One hour and 45 minutes passed, and Edmund “Clyde” Gates was still waiting in the parking lot of the French Robertson Prison Unit in Abilene. He was waiting to see his father for the first time in nearly two decades.
“I actually didn’t sleep at all; I’ve been up all night,” said the senior wide receiver from Vernon just before seeing his father.
Gates was supposed to drive to the prison and pick up his father, but before he had the chance his cousin, who made the trip with him, had already picked him up.
Driving to the parking lot of the Robertson Unit, Gates spotted a familiar car coming from the prison and carrying his father. The car quickly pulled a U-turn and followed behind on a side road – and for the first time in 15 years, Gates laid eyes on his father.
“It was just relief,” Edmund said. “It was overwhelming, because it’s something I always wanted.”
Gates walked up to his father and shook his hand, but Edward Gates instead pulled his son in tight and held him for the first time in a long time.
“It’s a lot of emotions for me, because I have been gone so long and he was so young when I left, he was just a baby,” Edward Gates said.

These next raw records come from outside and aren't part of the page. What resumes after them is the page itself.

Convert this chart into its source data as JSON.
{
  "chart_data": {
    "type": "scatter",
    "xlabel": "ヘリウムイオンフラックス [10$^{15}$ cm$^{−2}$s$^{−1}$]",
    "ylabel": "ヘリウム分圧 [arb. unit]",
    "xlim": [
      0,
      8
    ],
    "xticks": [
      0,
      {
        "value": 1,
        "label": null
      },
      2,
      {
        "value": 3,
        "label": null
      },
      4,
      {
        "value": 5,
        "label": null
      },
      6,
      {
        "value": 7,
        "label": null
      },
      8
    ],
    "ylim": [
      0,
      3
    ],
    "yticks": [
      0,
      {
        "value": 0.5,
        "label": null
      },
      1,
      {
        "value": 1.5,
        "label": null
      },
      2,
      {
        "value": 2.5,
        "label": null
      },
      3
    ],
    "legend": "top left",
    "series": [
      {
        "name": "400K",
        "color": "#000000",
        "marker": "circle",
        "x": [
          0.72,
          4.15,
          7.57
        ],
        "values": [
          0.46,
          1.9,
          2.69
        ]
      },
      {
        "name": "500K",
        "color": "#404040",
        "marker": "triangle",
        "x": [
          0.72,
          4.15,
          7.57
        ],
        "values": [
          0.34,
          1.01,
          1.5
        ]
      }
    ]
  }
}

Edward Gates was incarcerated in 1992 for his part in a murderÂ involving drugs in Wichita County. He was sentenced to 20 years in prison and 20 years without his son.
“I knew there was the possibility that I might not get out until 2012,” Edward said. “How could I tell a six year old that ‘you might be 24 or 26 when I get out.'”
He couldn’t and he didn’t. Every time he spoke with his son on the phone he said three simple things: I’m coming home soon, mind your mother, and mind your grandmother.
And Edmund did.
“I knew that I could follow his footsteps and it would be real easy,” Edmund said. “He had a lot of respect in our community.”
All Edmund would have needed to do to find trouble was mention his father’s name. But he heeded his fathers advice, kept his nose clean and went a different way.
However, Edmund was still tempted to fall into the lifestyle so many people he knew had already fallen into.
“Of course there were temptations,” Edmund said. “Me coming to Abilene Christian was my escape from the streets and just that type of lifestyle.”
It wasn’t just the temptations he had to ignore – it was the people who told him he was going to be just like his daddy.
“He told me he would hear this all day everyday ‘you’re just like your daddy, you’re going to do the same things as your daddy, you’re going to be in trouble,'” Edward said.
But in a letter Edmund wrote his father, he said he had gone the other way and had surprised them. He wasn’t just the chip off the old block like everyone had told him.
Edmund proved them wrong again when an unusual set of circumstances brought him to the university in 2007. When his cousin and former Wildcat Bernard Scott came to ACU to play football, Edmund decided to come with him. At the time, he was a basketball player in Vernon and figured he would follow his cousin and try to earn a spot on the basketball roster.
During the summer Edmund decided he would give football a try. The receiver approached head coach Chris Thomsen and asked if he could play football. After a tryout, Gates made the team and began to play that season.
“He didn’t play high school football,” Thomsen said. “He was a basketball little five-feet nine-inches guy in high school.”
He has turned into much more than that, both as a player and as a man.
“I’ve seen him handle all kinds of situations, and I know he’ll handle this one just as well as all the others,” Thomsen said.
Edmund attributes his entire situation and his life – both the good and the bad – to being part of God’s plan, which he believes played a part in how his father was released.
Edmund was ready to meet his father as soon as he heard the news nearly two weeks ago that his father would be released in Huntsville. A week-and-a-half later Edmund learned his father would be released Oct. 20 in Abilene.
Edward never requested to be released in the city where his son lives and plays football, but that’s how it worked out.
“I thought about it and said ‘it’s a blessing from God,'” Edward said.
After 18 years of only seeing him inside prison walls, Edmund will finally look up in the stands one Saturday and see his father.
“I always knew that one day he would show up,” Edmund said.